A former Hawaiian insurance agent has been sentenced to 10 years in prison for stealing more than $360,000 from two clients. According to state regulators, the agent falsely informed the life insurance company that her clients’ home had been destroyed in a fire. She directed the company to send cash withdrawals from the life insurance policy to a post office box she had opened. Rather than turning the money over to her clients, whom she served for 30 years, she used the money for personal purchases. Her withdrawals continued until she totally drained the account. It was only after the clients contacted the insurer directly to determine their account balance that the fraud was uncovered.

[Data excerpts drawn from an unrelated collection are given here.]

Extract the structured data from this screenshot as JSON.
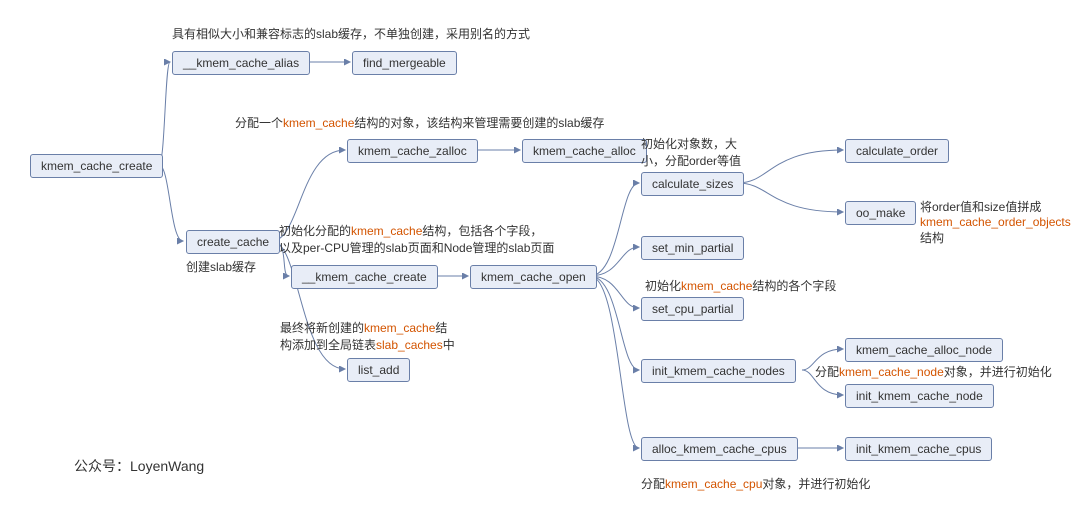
{
  "nodes": {
    "root": "kmem_cache_create",
    "alias": "__kmem_cache_alias",
    "find_mergeable": "find_mergeable",
    "create_cache": "create_cache",
    "zalloc": "kmem_cache_zalloc",
    "alloc": "kmem_cache_alloc",
    "cache_create": "__kmem_cache_create",
    "cache_open": "kmem_cache_open",
    "list_add": "list_add",
    "calc_sizes": "calculate_sizes",
    "calc_order": "calculate_order",
    "oo_make": "oo_make",
    "set_min_partial": "set_min_partial",
    "set_cpu_partial": "set_cpu_partial",
    "init_nodes": "init_kmem_cache_nodes",
    "alloc_node": "kmem_cache_alloc_node",
    "init_node": "init_kmem_cache_node",
    "alloc_cpus": "alloc_kmem_cache_cpus",
    "init_cpus": "init_kmem_cache_cpus"
  },
  "annotations": {
    "a_alias": "具有相似大小和兼容标志的slab缓存，不单独创建，采用别名的方式",
    "a_create_cache": "创建slab缓存",
    "a_zalloc_pre": "分配一个",
    "a_zalloc_hl": "kmem_cache",
    "a_zalloc_post": "结构的对象，该结构来管理需要创建的slab缓存",
    "a_cache_create_pre": "初始化分配的",
    "a_cache_create_hl": "kmem_cache",
    "a_cache_create_post1": "结构，包括各个字段，",
    "a_cache_create_post2": "以及per-CPU管理的slab页面和Node管理的slab页面",
    "a_list_add_pre": "最终将新创建的",
    "a_list_add_hl1": "kmem_cache",
    "a_list_add_mid": "结",
    "a_list_add_line2a": "构添加到全局链表",
    "a_list_add_hl2": "slab_caches",
    "a_list_add_line2b": "中",
    "a_calc_sizes_l1": "初始化对象数，大",
    "a_calc_sizes_l2": "小，分配order等值",
    "a_oo_make_l1": "将order值和size值拼成",
    "a_oo_make_hl": "kmem_cache_order_objects",
    "a_oo_make_post": "结构",
    "a_set_cpu_pre": "初始化",
    "a_set_cpu_hl": "kmem_cache",
    "a_set_cpu_post": "结构的各个字段",
    "a_init_nodes_pre": "分配",
    "a_init_nodes_hl": "kmem_cache_node",
    "a_init_nodes_post": "对象，并进行初始化",
    "a_alloc_cpus_pre": "分配",
    "a_alloc_cpus_hl": "kmem_cache_cpu",
    "a_alloc_cpus_post": "对象，并进行初始化",
    "footer": "公众号：LoyenWang"
  }
}
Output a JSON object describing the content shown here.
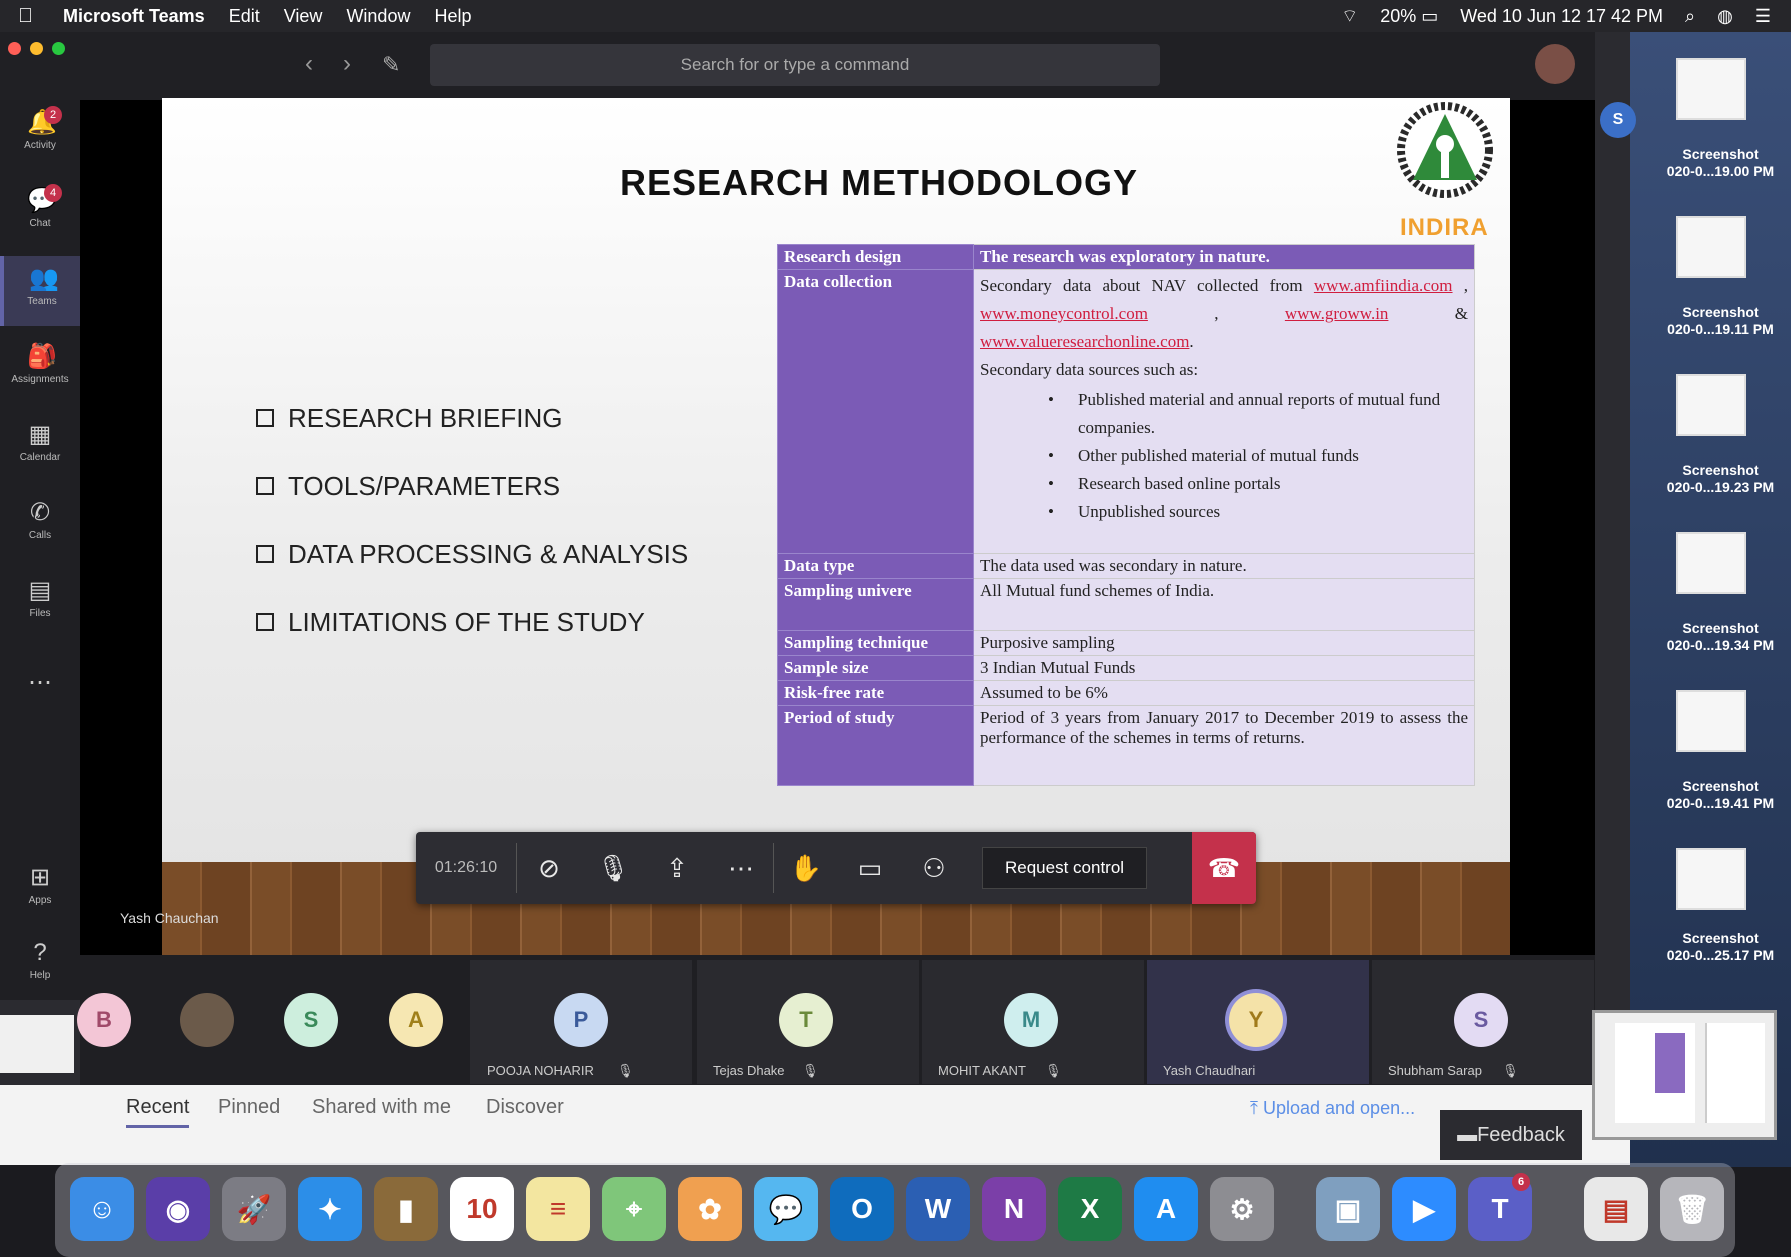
{
  "menubar": {
    "app_name": "Microsoft Teams",
    "menus": [
      "Edit",
      "View",
      "Window",
      "Help"
    ],
    "battery": "20%",
    "clock": "Wed 10 Jun  12 17 42 PM"
  },
  "search": {
    "placeholder": "Search for or type a command"
  },
  "rail": [
    {
      "label": "Activity",
      "icon": "bell-icon",
      "badge": "2"
    },
    {
      "label": "Chat",
      "icon": "chat-icon",
      "badge": "4"
    },
    {
      "label": "Teams",
      "icon": "teams-icon",
      "active": true
    },
    {
      "label": "Assignments",
      "icon": "bag-icon"
    },
    {
      "label": "Calendar",
      "icon": "calendar-icon"
    },
    {
      "label": "Calls",
      "icon": "phone-icon"
    },
    {
      "label": "Files",
      "icon": "file-icon"
    },
    {
      "label": "...",
      "icon": "more-icon"
    },
    {
      "label": "Apps",
      "icon": "apps-icon"
    },
    {
      "label": "Help",
      "icon": "help-icon"
    }
  ],
  "slide": {
    "title": "RESEARCH METHODOLOGY",
    "logo_text": "INDIRA",
    "bullets": [
      "RESEARCH BRIEFING",
      "TOOLS/PARAMETERS",
      "DATA PROCESSING & ANALYSIS",
      "LIMITATIONS OF THE STUDY"
    ],
    "table": {
      "research_design": {
        "k": "Research design",
        "v": "The research was exploratory in nature."
      },
      "data_collection": {
        "k": "Data collection",
        "intro": "Secondary data about NAV collected from",
        "link1": "www.amfiindia.com",
        "link2": "www.moneycontrol.com",
        "link3": "www.groww.in",
        "amp": "&",
        "link4": "www.valueresearchonline.com",
        "sources_intro": "Secondary data sources such as:",
        "sources": [
          "Published material and annual reports of mutual fund companies.",
          "Other published material of mutual funds",
          "Research based online portals",
          "Unpublished sources"
        ]
      },
      "data_type": {
        "k": "Data type",
        "v": "The data used was secondary in nature."
      },
      "sampling_universe": {
        "k": "Sampling univere",
        "v": "All Mutual fund schemes of India."
      },
      "sampling_technique": {
        "k": "Sampling technique",
        "v": "Purposive sampling"
      },
      "sample_size": {
        "k": "Sample size",
        "v": "3 Indian Mutual Funds"
      },
      "risk_free": {
        "k": "Risk-free rate",
        "v": "Assumed to be 6%"
      },
      "period": {
        "k": "Period of study",
        "v": "Period of 3 years from January 2017 to December 2019 to assess the performance of the schemes in terms of returns."
      }
    }
  },
  "presenter": "Yash Chauchan",
  "callbar": {
    "timer": "01:26:10",
    "request_control": "Request control"
  },
  "participants": {
    "small": [
      {
        "initial": "B",
        "color": "#f3c6d6"
      },
      {
        "initial": "",
        "color": "#6b5a4a"
      },
      {
        "initial": "S",
        "color": "#cdeedd"
      },
      {
        "initial": "A",
        "color": "#f6e7b2"
      }
    ],
    "tiles": [
      {
        "initial": "P",
        "name": "POOJA NOHARIR",
        "color": "#c8d9f2"
      },
      {
        "initial": "T",
        "name": "Tejas Dhake",
        "color": "#e6efd1"
      },
      {
        "initial": "M",
        "name": "MOHIT AKANT",
        "color": "#cfeeee"
      },
      {
        "initial": "Y",
        "name": "Yash Chaudhari",
        "color": "#f4e2a8"
      },
      {
        "initial": "S",
        "name": "Shubham Sarap",
        "color": "#e3dbf3"
      }
    ]
  },
  "files": {
    "tabs": [
      "Recent",
      "Pinned",
      "Shared with me",
      "Discover"
    ],
    "upload": "Upload and open...",
    "feedback": "Feedback"
  },
  "desktop": {
    "screenshots": [
      {
        "l1": "Screenshot",
        "l2": "020-0...19.00 PM"
      },
      {
        "l1": "Screenshot",
        "l2": "020-0...19.11 PM"
      },
      {
        "l1": "Screenshot",
        "l2": "020-0...19.23 PM"
      },
      {
        "l1": "Screenshot",
        "l2": "020-0...19.34 PM"
      },
      {
        "l1": "Screenshot",
        "l2": "020-0...19.41 PM"
      },
      {
        "l1": "Screenshot",
        "l2": "020-0...25.17 PM"
      }
    ],
    "avatar_initial": "S"
  },
  "dock": {
    "apps": [
      {
        "name": "finder-icon",
        "glyph": "☺",
        "color": "#3b8de6"
      },
      {
        "name": "siri-icon",
        "glyph": "◉",
        "color": "#5a3ea8"
      },
      {
        "name": "launchpad-icon",
        "glyph": "🚀",
        "color": "#7c7c84"
      },
      {
        "name": "safari-icon",
        "glyph": "✦",
        "color": "#2c8ee8"
      },
      {
        "name": "notes-book-icon",
        "glyph": "▮",
        "color": "#8a6a3a"
      },
      {
        "name": "calendar-icon",
        "glyph": "10",
        "color": "#ffffff"
      },
      {
        "name": "notes-icon",
        "glyph": "≡",
        "color": "#f3e6a0"
      },
      {
        "name": "maps-icon",
        "glyph": "⌖",
        "color": "#7fc67a"
      },
      {
        "name": "photos-icon",
        "glyph": "✿",
        "color": "#f0a050"
      },
      {
        "name": "messages-icon",
        "glyph": "💬",
        "color": "#55b7f0"
      },
      {
        "name": "outlook-icon",
        "glyph": "O",
        "color": "#0f6cbd"
      },
      {
        "name": "word-icon",
        "glyph": "W",
        "color": "#2b5fb3"
      },
      {
        "name": "onenote-icon",
        "glyph": "N",
        "color": "#7b3fa8"
      },
      {
        "name": "excel-icon",
        "glyph": "X",
        "color": "#1e7a45"
      },
      {
        "name": "appstore-icon",
        "glyph": "A",
        "color": "#1f8df0"
      },
      {
        "name": "settings-icon",
        "glyph": "⚙",
        "color": "#8d8d92"
      },
      {
        "name": "preview-icon",
        "glyph": "▣",
        "color": "#7f9fbf"
      },
      {
        "name": "zoom-icon",
        "glyph": "▶",
        "color": "#2d8cff"
      },
      {
        "name": "teams-icon",
        "glyph": "T",
        "color": "#5b5fc7",
        "badge": "6"
      },
      {
        "name": "document-icon",
        "glyph": "▤",
        "color": "#e8e8e8"
      },
      {
        "name": "trash-icon",
        "glyph": "🗑",
        "color": "#b6b6bb"
      }
    ]
  }
}
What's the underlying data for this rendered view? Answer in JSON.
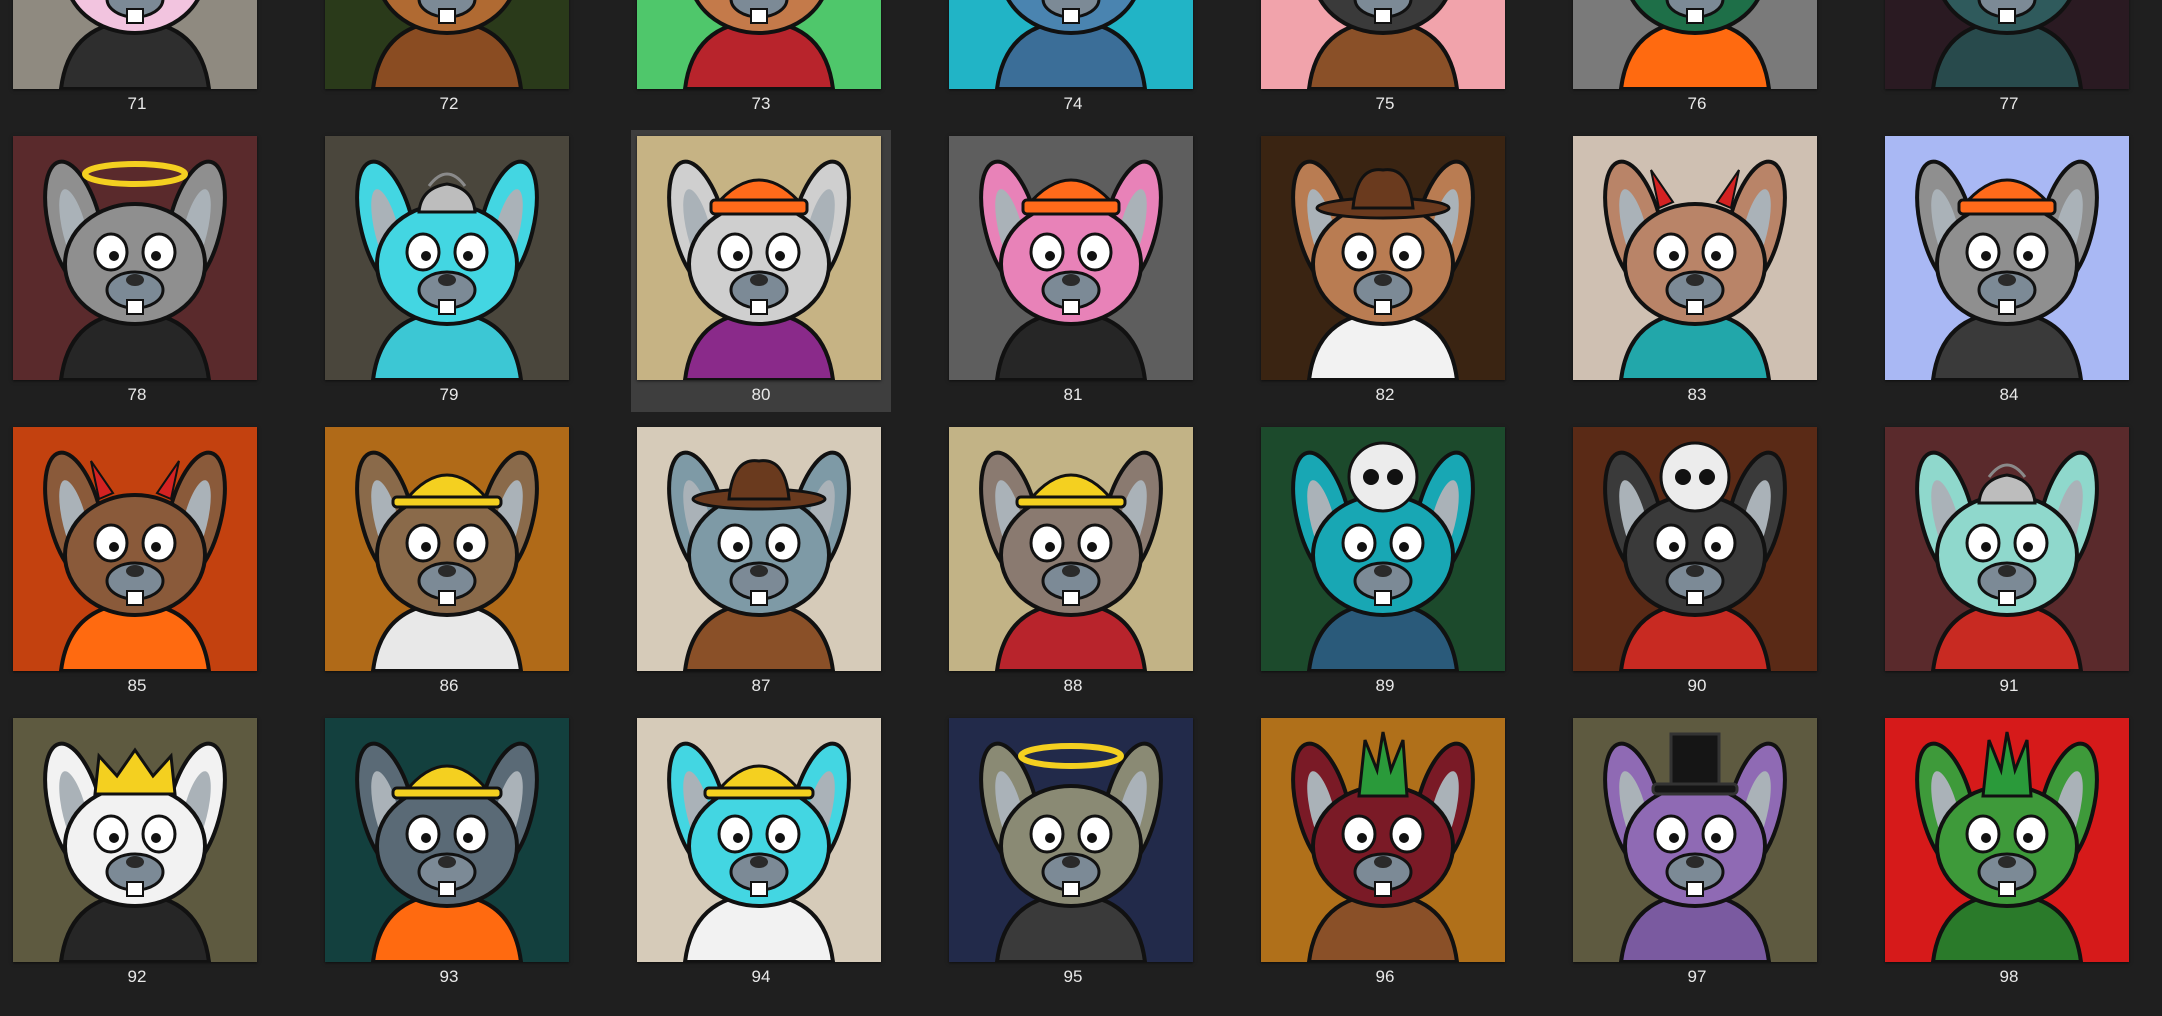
{
  "gallery": {
    "selected": "80",
    "items": [
      {
        "label": "71",
        "bg": "#8f8a80",
        "fur": "#f2c4df",
        "outfit": "#2e2e2e",
        "hat": "none",
        "hatColor": ""
      },
      {
        "label": "72",
        "bg": "#2a3a1a",
        "fur": "#b06a32",
        "outfit": "#8a4c22",
        "hat": "none",
        "hatColor": ""
      },
      {
        "label": "73",
        "bg": "#4fc76b",
        "fur": "#c47a4a",
        "outfit": "#b8242c",
        "hat": "none",
        "hatColor": ""
      },
      {
        "label": "74",
        "bg": "#21b4c6",
        "fur": "#4a84b0",
        "outfit": "#3b6e98",
        "hat": "none",
        "hatColor": ""
      },
      {
        "label": "75",
        "bg": "#f1a3ab",
        "fur": "#3a3a3a",
        "outfit": "#8a5028",
        "hat": "none",
        "hatColor": ""
      },
      {
        "label": "76",
        "bg": "#7a7a7a",
        "fur": "#1e6f48",
        "outfit": "#ff6a10",
        "hat": "none",
        "hatColor": ""
      },
      {
        "label": "77",
        "bg": "#2a1a22",
        "fur": "#2f5a5c",
        "outfit": "#284a4c",
        "hat": "none",
        "hatColor": ""
      },
      {
        "label": "78",
        "bg": "#5a2a2c",
        "fur": "#8f8f8f",
        "outfit": "#262626",
        "hat": "halo",
        "hatColor": "#f4d020"
      },
      {
        "label": "79",
        "bg": "#4a463c",
        "fur": "#43d6e2",
        "outfit": "#3cc7d4",
        "hat": "swirl",
        "hatColor": "#bdbdbd"
      },
      {
        "label": "80",
        "bg": "#c6b384",
        "fur": "#cfcfcf",
        "outfit": "#8a2a8a",
        "hat": "beanie",
        "hatColor": "#ff6a1a"
      },
      {
        "label": "81",
        "bg": "#5e5e5e",
        "fur": "#e882b8",
        "outfit": "#262626",
        "hat": "beanie",
        "hatColor": "#ff6a1a"
      },
      {
        "label": "82",
        "bg": "#3a2412",
        "fur": "#b97c52",
        "outfit": "#f2f2f2",
        "hat": "cowboy",
        "hatColor": "#6a3a1e"
      },
      {
        "label": "83",
        "bg": "#cfc0b2",
        "fur": "#b98468",
        "outfit": "#22a7aa",
        "hat": "horns",
        "hatColor": "#d42222"
      },
      {
        "label": "84",
        "bg": "#a9b8f4",
        "fur": "#8f8f8f",
        "outfit": "#3a3a3a",
        "hat": "beanie",
        "hatColor": "#ff6a1a"
      },
      {
        "label": "85",
        "bg": "#c3410f",
        "fur": "#8a5a3a",
        "outfit": "#ff6a10",
        "hat": "horns",
        "hatColor": "#d42222"
      },
      {
        "label": "86",
        "bg": "#b06a18",
        "fur": "#8a6a4a",
        "outfit": "#e8e8e8",
        "hat": "hardhat",
        "hatColor": "#f4d020"
      },
      {
        "label": "87",
        "bg": "#d6cbb9",
        "fur": "#7e9aa6",
        "outfit": "#8a5028",
        "hat": "cowboy",
        "hatColor": "#6a3a1e"
      },
      {
        "label": "88",
        "bg": "#c2b386",
        "fur": "#8a7a70",
        "outfit": "#b8242c",
        "hat": "hardhat",
        "hatColor": "#f4d020"
      },
      {
        "label": "89",
        "bg": "#1c4a2c",
        "fur": "#18a7b4",
        "outfit": "#2a5a7a",
        "hat": "skull",
        "hatColor": "#ececec"
      },
      {
        "label": "90",
        "bg": "#5a2a16",
        "fur": "#3a3a3a",
        "outfit": "#c82a22",
        "hat": "skull",
        "hatColor": "#ececec"
      },
      {
        "label": "91",
        "bg": "#5a2a2c",
        "fur": "#8fd8cc",
        "outfit": "#c82a22",
        "hat": "swirl",
        "hatColor": "#bdbdbd"
      },
      {
        "label": "92",
        "bg": "#5e5a40",
        "fur": "#f2f2f2",
        "outfit": "#262626",
        "hat": "crown",
        "hatColor": "#f4d020"
      },
      {
        "label": "93",
        "bg": "#13403e",
        "fur": "#5a6a76",
        "outfit": "#ff6a10",
        "hat": "hardhat",
        "hatColor": "#f4d020"
      },
      {
        "label": "94",
        "bg": "#d6cbb9",
        "fur": "#43d6e2",
        "outfit": "#f2f2f2",
        "hat": "hardhat",
        "hatColor": "#f4d020"
      },
      {
        "label": "95",
        "bg": "#222a4a",
        "fur": "#8a8a74",
        "outfit": "#3a3a3a",
        "hat": "halo",
        "hatColor": "#f4d020"
      },
      {
        "label": "96",
        "bg": "#b0701a",
        "fur": "#7a1a26",
        "outfit": "#8a5028",
        "hat": "mohawk",
        "hatColor": "#2a9a3a"
      },
      {
        "label": "97",
        "bg": "#5e5a40",
        "fur": "#8f6ab4",
        "outfit": "#7a5aa0",
        "hat": "tophat",
        "hatColor": "#151515"
      },
      {
        "label": "98",
        "bg": "#d61a1a",
        "fur": "#3e9a3a",
        "outfit": "#2a7a2a",
        "hat": "mohawk",
        "hatColor": "#2a9a3a"
      }
    ]
  }
}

A California insurance agent was sent to jail for six years and ordered to pay $105,000 in restitution in connection with stealing property from an elderly person. According to authorities, the agent falsely told clients she was part owner of the agency, charging them service fees. After the agency uncovered this deception and fired her, the agent continued to do business under her own business name. She subsequently gained the trust of another elderly victim, talking her into gifting her $60,000. She promised the victim she would invest the money in bank CDs, but deposited it in her own checking account instead. The agent then charged another elderly client $8,500 in “coaching” fees to help her pre-plan for Medi-Cal long-term care. The woman never received any such services.